Sur la question de l’éducation pour demain, qui est celle de la place qui sera faite aux langues africaines, Souleymane Bachir pense qu’il faut se garder de toute simplification. « Eviter de servir un discours qui attribue les problèmes de niveau inadéquat des enseignants à l’usage d’une langue dont on déclare bien trop vite qu’elle n’est pas la nôtre, sous-entend qu’elle serait fondamentalement étrangère à notre manière authentique de penser et d’apprendre », a suggéré le professeur. Pour lui, il faut construire une continuité entre la langue des premiers apprentissages et celles de l’école dans une politique de plurilinguisme et ne jamais perdre de vue que savoir penser de langue à langue c’est cela qu’on appelle éducation.

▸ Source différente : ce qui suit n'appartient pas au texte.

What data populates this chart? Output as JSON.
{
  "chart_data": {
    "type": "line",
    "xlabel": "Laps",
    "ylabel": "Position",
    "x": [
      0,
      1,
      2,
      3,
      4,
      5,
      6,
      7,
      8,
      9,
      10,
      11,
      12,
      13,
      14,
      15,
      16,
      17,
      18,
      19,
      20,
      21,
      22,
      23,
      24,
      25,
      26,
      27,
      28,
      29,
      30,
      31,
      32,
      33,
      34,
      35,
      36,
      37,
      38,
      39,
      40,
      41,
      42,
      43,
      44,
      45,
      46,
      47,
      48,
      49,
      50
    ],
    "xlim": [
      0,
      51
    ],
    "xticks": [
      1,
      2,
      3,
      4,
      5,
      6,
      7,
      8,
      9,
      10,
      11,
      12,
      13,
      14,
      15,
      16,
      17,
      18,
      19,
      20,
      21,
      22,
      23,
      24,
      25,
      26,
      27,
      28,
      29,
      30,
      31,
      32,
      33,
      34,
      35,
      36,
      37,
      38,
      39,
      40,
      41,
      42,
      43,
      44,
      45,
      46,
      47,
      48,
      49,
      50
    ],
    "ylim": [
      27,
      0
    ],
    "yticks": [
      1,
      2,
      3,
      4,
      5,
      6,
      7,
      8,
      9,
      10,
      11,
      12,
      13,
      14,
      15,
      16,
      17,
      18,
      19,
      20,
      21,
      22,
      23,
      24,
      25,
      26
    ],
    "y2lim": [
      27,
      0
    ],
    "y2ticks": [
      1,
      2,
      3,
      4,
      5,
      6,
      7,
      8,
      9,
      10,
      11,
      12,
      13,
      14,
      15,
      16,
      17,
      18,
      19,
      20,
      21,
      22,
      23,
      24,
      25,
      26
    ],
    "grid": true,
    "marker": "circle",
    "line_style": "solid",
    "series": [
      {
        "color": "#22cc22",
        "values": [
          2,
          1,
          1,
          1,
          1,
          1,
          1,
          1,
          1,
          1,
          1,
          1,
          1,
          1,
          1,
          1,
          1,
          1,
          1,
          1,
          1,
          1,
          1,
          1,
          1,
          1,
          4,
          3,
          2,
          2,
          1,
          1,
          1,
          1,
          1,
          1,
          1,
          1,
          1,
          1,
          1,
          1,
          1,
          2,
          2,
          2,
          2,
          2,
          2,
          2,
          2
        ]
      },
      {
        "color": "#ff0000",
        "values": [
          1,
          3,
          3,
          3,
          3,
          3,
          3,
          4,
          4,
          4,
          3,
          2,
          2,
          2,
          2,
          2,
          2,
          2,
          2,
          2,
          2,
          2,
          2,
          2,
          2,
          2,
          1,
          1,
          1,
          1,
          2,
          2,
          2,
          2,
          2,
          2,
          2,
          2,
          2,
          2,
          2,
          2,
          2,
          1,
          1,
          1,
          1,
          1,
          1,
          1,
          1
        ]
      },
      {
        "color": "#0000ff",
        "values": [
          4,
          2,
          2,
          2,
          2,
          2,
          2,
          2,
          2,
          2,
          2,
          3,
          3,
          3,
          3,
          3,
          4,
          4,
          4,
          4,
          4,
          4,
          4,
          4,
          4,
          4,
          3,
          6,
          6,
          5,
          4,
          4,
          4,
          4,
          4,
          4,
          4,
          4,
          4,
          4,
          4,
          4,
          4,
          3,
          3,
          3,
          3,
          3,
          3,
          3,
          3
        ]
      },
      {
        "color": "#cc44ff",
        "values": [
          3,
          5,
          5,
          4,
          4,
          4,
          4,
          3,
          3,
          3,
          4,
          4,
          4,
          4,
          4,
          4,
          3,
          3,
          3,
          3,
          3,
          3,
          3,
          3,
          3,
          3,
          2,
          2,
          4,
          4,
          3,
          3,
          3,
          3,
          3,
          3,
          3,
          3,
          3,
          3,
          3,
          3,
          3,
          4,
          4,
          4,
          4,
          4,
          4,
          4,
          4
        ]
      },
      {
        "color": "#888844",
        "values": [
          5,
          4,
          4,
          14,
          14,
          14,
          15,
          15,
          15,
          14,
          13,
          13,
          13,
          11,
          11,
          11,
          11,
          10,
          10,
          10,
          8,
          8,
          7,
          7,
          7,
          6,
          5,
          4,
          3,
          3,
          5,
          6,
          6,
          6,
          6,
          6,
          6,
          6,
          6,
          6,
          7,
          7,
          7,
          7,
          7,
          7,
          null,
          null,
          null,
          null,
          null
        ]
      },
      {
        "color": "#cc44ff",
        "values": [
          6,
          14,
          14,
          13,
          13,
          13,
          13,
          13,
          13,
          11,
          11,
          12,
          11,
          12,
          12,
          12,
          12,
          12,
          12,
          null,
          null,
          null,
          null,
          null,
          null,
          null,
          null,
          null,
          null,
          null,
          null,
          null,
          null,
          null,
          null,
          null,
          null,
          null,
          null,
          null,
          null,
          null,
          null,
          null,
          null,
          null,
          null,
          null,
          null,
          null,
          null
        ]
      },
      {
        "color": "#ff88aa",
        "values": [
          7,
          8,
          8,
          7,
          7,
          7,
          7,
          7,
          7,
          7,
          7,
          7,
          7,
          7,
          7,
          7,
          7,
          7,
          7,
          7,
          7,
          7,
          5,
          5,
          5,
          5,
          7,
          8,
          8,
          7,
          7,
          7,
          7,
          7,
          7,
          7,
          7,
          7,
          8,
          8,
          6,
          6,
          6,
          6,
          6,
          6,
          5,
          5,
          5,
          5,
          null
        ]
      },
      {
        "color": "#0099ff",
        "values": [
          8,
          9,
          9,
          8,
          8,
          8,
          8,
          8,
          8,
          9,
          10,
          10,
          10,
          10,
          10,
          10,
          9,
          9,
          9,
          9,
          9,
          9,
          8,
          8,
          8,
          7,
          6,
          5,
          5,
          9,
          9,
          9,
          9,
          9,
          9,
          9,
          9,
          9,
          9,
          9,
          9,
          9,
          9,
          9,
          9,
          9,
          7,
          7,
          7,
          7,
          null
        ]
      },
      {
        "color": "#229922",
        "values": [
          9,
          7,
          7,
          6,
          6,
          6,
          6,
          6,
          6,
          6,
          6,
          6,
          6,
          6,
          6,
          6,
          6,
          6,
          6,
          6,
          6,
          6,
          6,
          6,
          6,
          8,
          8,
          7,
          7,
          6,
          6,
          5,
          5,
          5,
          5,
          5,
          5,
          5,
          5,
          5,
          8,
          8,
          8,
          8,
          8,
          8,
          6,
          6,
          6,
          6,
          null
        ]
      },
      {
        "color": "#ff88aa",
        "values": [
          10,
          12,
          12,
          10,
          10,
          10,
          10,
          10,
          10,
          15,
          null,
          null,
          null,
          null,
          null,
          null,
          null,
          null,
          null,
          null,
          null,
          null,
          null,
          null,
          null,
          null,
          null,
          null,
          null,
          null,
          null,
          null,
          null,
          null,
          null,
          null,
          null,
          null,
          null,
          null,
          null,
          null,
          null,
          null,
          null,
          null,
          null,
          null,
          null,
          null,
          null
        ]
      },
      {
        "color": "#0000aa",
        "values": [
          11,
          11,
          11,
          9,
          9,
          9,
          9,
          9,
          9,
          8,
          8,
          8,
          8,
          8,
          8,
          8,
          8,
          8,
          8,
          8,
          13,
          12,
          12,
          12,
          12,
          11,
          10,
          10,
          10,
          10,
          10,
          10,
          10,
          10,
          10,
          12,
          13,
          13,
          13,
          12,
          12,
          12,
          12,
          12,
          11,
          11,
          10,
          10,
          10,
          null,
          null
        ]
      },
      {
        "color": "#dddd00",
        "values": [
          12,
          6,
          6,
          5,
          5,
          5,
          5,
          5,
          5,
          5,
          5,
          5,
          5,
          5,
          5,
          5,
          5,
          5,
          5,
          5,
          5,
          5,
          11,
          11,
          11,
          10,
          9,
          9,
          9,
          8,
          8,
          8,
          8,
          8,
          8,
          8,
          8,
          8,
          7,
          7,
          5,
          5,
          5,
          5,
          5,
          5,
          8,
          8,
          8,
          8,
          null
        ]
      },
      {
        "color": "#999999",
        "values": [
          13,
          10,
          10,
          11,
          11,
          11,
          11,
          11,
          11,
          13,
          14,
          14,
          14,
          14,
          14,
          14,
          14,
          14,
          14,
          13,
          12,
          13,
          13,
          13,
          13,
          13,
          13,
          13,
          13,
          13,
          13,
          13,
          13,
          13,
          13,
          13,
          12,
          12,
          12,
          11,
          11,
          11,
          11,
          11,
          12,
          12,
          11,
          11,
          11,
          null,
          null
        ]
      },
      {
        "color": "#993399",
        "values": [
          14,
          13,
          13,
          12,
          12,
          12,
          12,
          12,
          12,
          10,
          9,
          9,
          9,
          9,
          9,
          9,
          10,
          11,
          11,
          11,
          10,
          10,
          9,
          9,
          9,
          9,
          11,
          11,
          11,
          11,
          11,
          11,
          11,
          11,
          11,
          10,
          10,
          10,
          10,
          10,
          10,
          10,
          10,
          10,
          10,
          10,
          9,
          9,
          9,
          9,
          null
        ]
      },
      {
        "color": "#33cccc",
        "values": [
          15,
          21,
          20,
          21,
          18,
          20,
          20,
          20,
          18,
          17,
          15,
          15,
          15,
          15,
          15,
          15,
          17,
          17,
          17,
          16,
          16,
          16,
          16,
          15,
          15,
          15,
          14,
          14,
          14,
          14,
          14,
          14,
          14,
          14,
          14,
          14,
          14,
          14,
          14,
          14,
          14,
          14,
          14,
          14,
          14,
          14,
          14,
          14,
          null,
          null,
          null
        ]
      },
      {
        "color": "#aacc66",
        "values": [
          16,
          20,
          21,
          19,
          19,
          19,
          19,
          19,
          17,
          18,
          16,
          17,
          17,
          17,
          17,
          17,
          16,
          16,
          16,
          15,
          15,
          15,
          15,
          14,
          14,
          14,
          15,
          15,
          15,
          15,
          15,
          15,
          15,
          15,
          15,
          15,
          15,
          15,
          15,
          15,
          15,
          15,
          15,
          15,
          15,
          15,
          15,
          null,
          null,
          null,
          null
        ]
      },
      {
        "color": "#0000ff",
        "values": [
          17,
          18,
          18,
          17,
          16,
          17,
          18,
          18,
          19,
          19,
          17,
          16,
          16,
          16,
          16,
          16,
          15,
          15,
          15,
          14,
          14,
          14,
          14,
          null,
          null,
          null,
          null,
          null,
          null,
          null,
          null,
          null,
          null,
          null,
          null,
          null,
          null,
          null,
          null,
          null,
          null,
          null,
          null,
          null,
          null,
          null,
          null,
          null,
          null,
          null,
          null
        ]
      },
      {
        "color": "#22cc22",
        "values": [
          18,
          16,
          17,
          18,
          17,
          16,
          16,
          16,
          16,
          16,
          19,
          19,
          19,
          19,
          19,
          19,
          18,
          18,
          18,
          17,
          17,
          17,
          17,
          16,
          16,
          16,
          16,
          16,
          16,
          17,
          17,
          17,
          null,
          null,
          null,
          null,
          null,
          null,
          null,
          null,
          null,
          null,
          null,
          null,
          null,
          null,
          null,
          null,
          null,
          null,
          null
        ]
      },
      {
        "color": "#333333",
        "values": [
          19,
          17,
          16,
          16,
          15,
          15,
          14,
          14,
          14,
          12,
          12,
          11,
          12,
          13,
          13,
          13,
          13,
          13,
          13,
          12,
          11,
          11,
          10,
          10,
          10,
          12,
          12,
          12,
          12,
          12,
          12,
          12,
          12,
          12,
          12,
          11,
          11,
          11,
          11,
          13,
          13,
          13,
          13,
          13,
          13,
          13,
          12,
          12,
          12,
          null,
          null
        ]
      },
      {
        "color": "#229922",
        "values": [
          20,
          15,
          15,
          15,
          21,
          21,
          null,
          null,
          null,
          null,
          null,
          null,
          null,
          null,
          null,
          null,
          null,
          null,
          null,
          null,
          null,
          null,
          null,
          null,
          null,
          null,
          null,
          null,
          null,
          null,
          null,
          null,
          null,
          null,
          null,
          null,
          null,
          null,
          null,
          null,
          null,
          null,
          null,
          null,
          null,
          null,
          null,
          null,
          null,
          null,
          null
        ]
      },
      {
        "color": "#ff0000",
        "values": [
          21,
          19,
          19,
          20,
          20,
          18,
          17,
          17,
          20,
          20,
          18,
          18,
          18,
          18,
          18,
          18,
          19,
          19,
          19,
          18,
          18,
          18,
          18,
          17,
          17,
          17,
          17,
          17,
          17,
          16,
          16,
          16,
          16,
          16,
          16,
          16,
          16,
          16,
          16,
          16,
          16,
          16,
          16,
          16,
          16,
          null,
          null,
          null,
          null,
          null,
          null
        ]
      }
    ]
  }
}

« Orienter les filles dans les filières sciences-technologies »
D’après le Pr Diagne, dans cette stratégie plurilinguisme, il faudra faire toute leur place à ces langues devenues africaines qui sont l’anglais, le français, le portugais, etc. En d’autres termes, sortir de l’identitarisme et de comprendre la signification philosophique et éducative de la traduction qui est ouverture et devenir. En guise de conclusion, le philosophe a suggéré qu’éduquer au monde qui vient c’est de tenir compte de cette tendance et l’orienter, en travaillant à corriger une situation qui est le nombre faible d’étudiants dans les sciences, technologies, ingénierie et mathématiques (Stim) en mettant un accent spécial sur l’accès des filles et femmes à ces filières.